Ils voulaient les traduire en justice : La tempête provoquée par « Esek Shahor » sur Galgalatz
Kobi Oz définit « Esek Shahor » comme un phénomène radio unique, tandis que l'ancien directeur de Galgalatz, Eldad Koblenz, se souvient des demandes publiques en colère pour retirer l'émission de l'antenne. Regardez un aperçu du deuxième épisode de « Zahav Shahor », ce soir à 22h00 sur Kan 11.

L'émission de radio « Esek Shahor » (« Affaire noire ») est devenue l'une des plateformes les plus importantes du hip-hop israélien, mais au sein de la station militaire, ses émissions débridées ont également suscité de vives plaintes, des demandes de retrait de l'antenne et même des appels à traduire ses animateurs en justice. Un aperçu du deuxième épisode de la série documentaire « Zahav Shahor » (« Or noir » : l'histoire du hip-hop israélien), qui sera diffusé ce soir (mardi) à 22h00 sur Kan 11 et Kan Box, revient sur l'ascension d'« Esek Shahor » et la tempête qui s'est développée autour d'elle.
Kobi Oz, chanteur du groupe Tipex, décrit dans l'extrait le programme comme une création qui s'écartait du format habituel d'une émission musicale :
« "Esek Shahor" était une radio comme aucune autre. L'émission elle-même était une œuvre. Un incroyable étal de fruits hip-hop, où les vendeurs étaient parfois plus cool que les fruits hip-hop qu'ils vendaient eux-mêmes ».
Eldad Koblenz, qui dirigeait Galgalatz pendant les années où l'émission a été diffusée, raconte comment le nombre d'auditeurs qui appelaient et laissaient des messages a augmenté :
« Cela a commencé avec quelques individus et s'est transformé en dizaines, en dizaines de dizaines et en centaines. Et cela a fini par entraîner l'effondrement des lignes téléphoniques ».
Le succès a attiré une attention d'un autre genre. « Et puis le vrai plaisir commence », dit Koblenz. « Les plaintes du public commencent à arriver concernant le langage grossier ».
Des clips d'archives illustrent le style libéré de l'émission. Dans l'un d'eux, Liron Tani dit : « Nous sommes tous homosexuels ici à la radio de l'armée », et dans un autre extrait, il chante : « Nous pendrons Kwami et Liron à un arbre haut, nous leur donnerons des coups de pied au cul, nous les enverrons à Goa ».
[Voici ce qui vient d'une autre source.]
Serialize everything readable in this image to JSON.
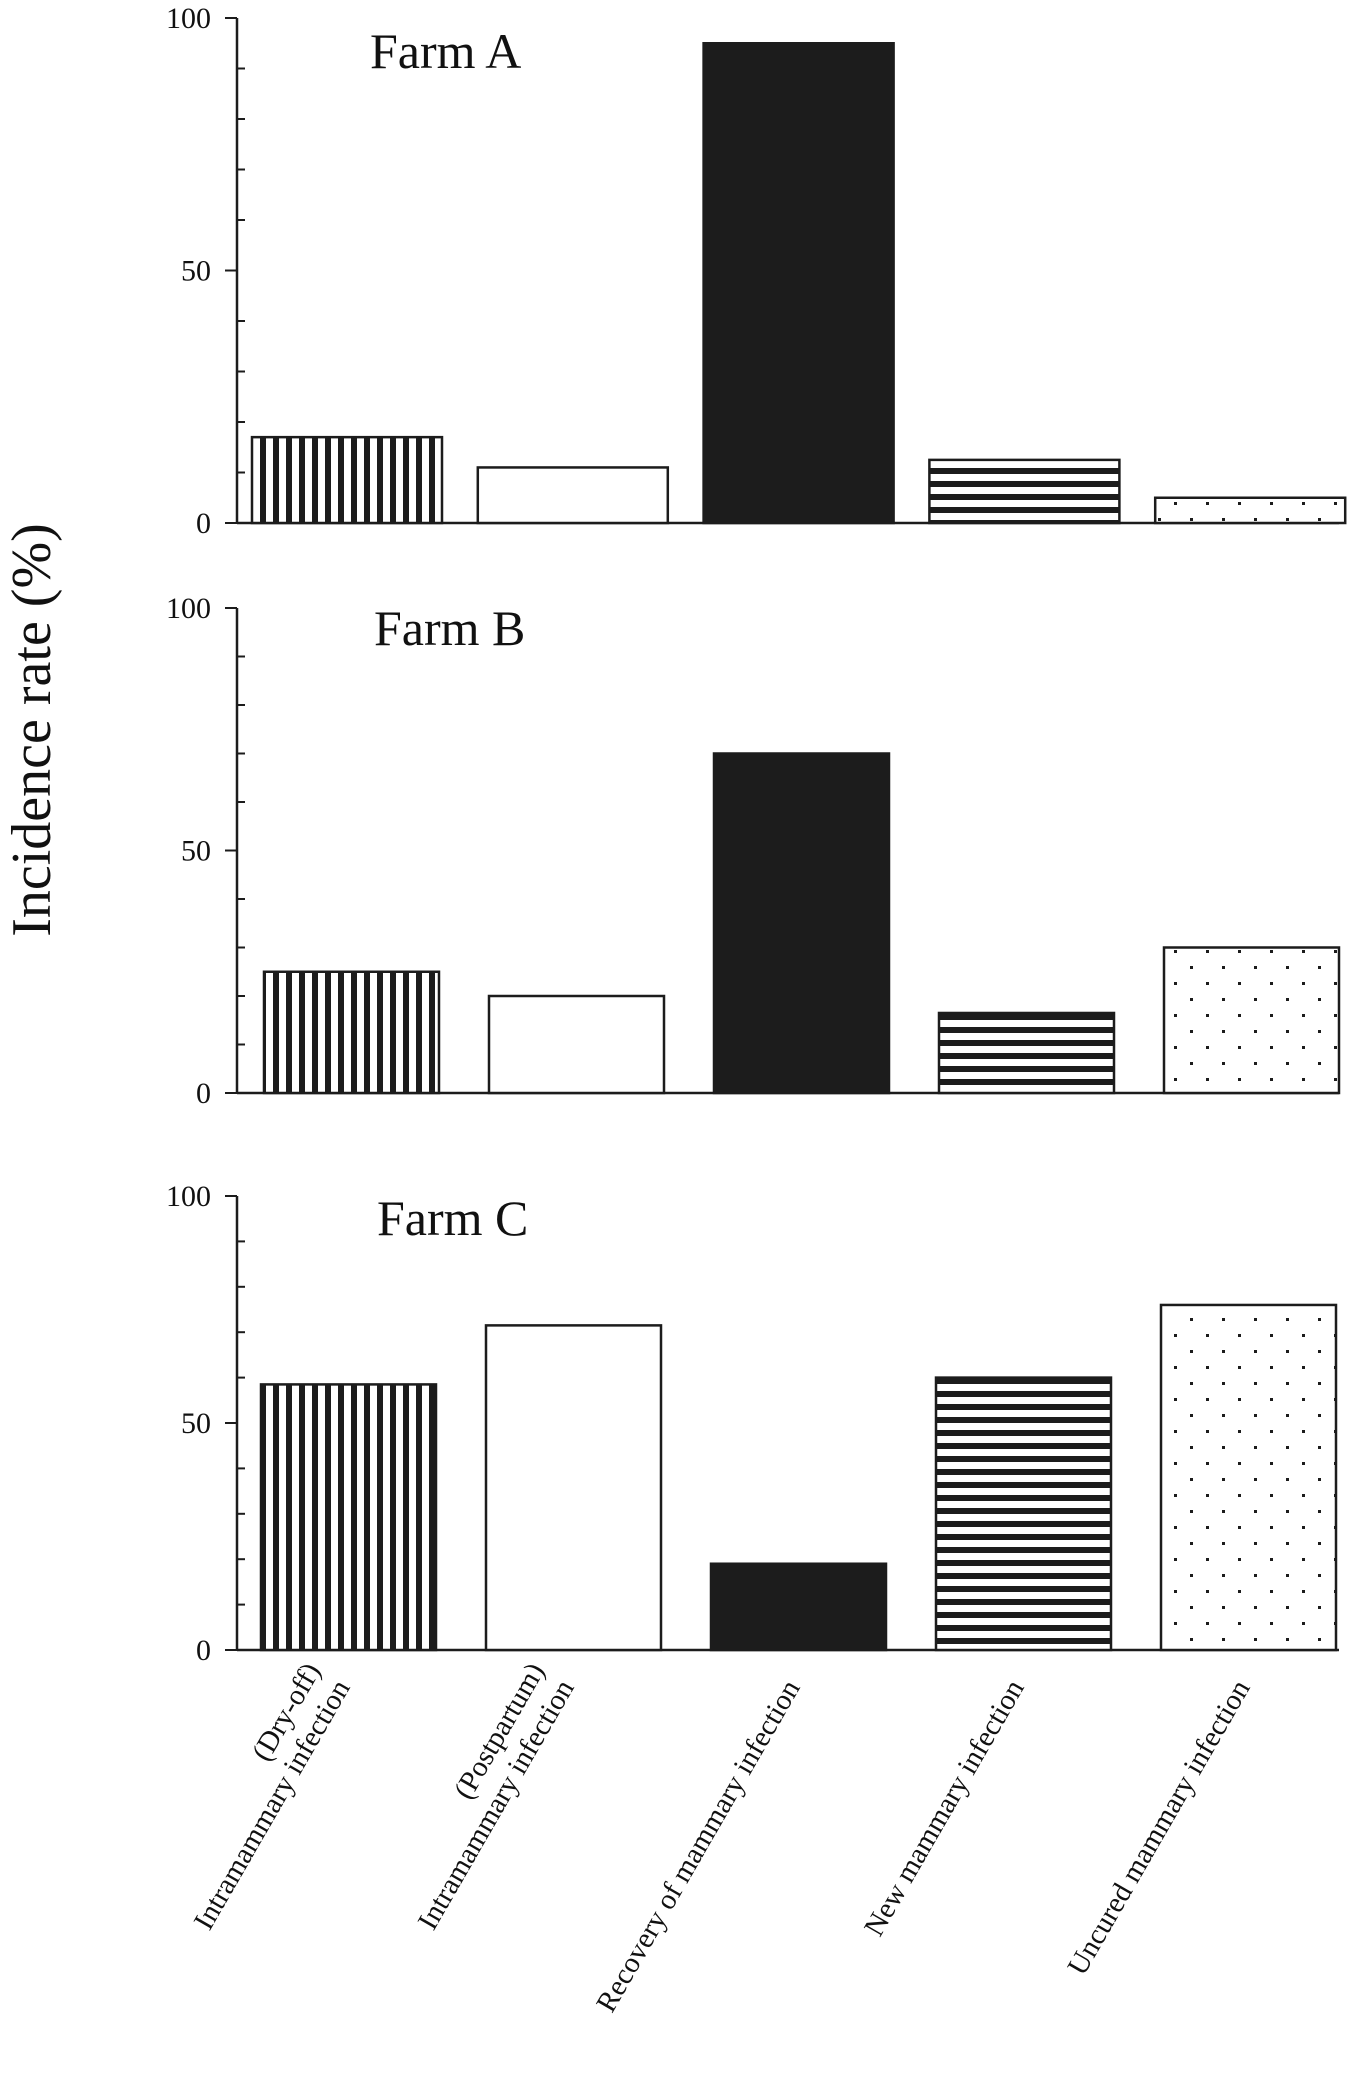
{
  "ylabel": "Incidence rate (%)",
  "categories": [
    [
      "(Dry-off)",
      "Intramammary infection"
    ],
    [
      "(Postpartum)",
      "Intramammary infection"
    ],
    [
      "Recovery of mammary infection"
    ],
    [
      "New mammary infection"
    ],
    [
      "Uncured mammary infection"
    ]
  ],
  "patterns": [
    "vertical-stripes",
    "open",
    "solid",
    "horizontal-stripes",
    "dots"
  ],
  "colors": {
    "ink": "#1c1c1c",
    "background": "#ffffff"
  },
  "chart_data": [
    {
      "type": "bar",
      "title": "Farm A",
      "categories": [
        "(Dry-off) Intramammary infection",
        "(Postpartum) Intramammary infection",
        "Recovery of mammary infection",
        "New mammary infection",
        "Uncured mammary infection"
      ],
      "values": [
        17,
        11,
        95,
        12.5,
        5
      ],
      "ylim": [
        0,
        100
      ],
      "yticks": [
        "0",
        "50",
        "100"
      ]
    },
    {
      "type": "bar",
      "title": "Farm B",
      "categories": [
        "(Dry-off) Intramammary infection",
        "(Postpartum) Intramammary infection",
        "Recovery of mammary infection",
        "New mammary infection",
        "Uncured mammary infection"
      ],
      "values": [
        25,
        20,
        70,
        16.5,
        30
      ],
      "ylim": [
        0,
        100
      ],
      "yticks": [
        "0",
        "50",
        "100"
      ]
    },
    {
      "type": "bar",
      "title": "Farm C",
      "categories": [
        "(Dry-off) Intramammary infection",
        "(Postpartum) Intramammary infection",
        "Recovery of mammary infection",
        "New mammary infection",
        "Uncured mammary infection"
      ],
      "values": [
        58.5,
        71.5,
        19,
        60,
        76
      ],
      "ylim": [
        0,
        100
      ],
      "yticks": [
        "0",
        "50",
        "100"
      ]
    }
  ]
}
Koblenz cite certaines des expressions qui figuraient dans les plaintes contre l'émission : « Honte à l'antenne », « prostitution de la radio de l'armée » et « audace incroyable ». Selon lui, les appels ne se limitaient pas à exprimer le choc : « Il y avait une demande d'arrêter immédiatement la diffusion, et il y a même eu un cas de "traduisez-les en justice" ».
« Esek Shahor » a été lancée sur Galgalatz en 1996, animée par Liron Tani et Eyal « Kwami » Friedman, et était diffusée les jeudis à minuit. Les deux combinaient de la musique hip-hop avec un humour débridé, des conversations avec les auditeurs et l'accueil de rappeurs, dont certains ont bénéficié d'une exposition significative dans l'émission au début de leur carrière. Kwami est parti plus tard et a été remplacé par Guri Alfi, et l'émission a été retirée de l'antenne en 2007. Au fil des ans, « Esek Shahor » est devenue un point de rencontre central de la scène hip-hop locale et une émission culte.
Koblenz a dirigé Galgalatz entre 1995 et 2005 et c'est lui qui a autorisé Tani et Kwami à obtenir un créneau sur la station, même si l'émission était très inhabituelle par rapport à la ligne musicale et polie qu'il dirigeait à Galgalatz. À son époque, le système de playlist a été mis en place à la station, et elle est devenue l'une des stations de radio les plus influentes d'Israël.
« Zahav Shahor », créé par Rom Attik et Emri Dekel-Kadosh, retrace environ quatre décennies de rap et de hip-hop israélien et présente le développement du genre parallèlement aux changements sociaux et politiques en Israël.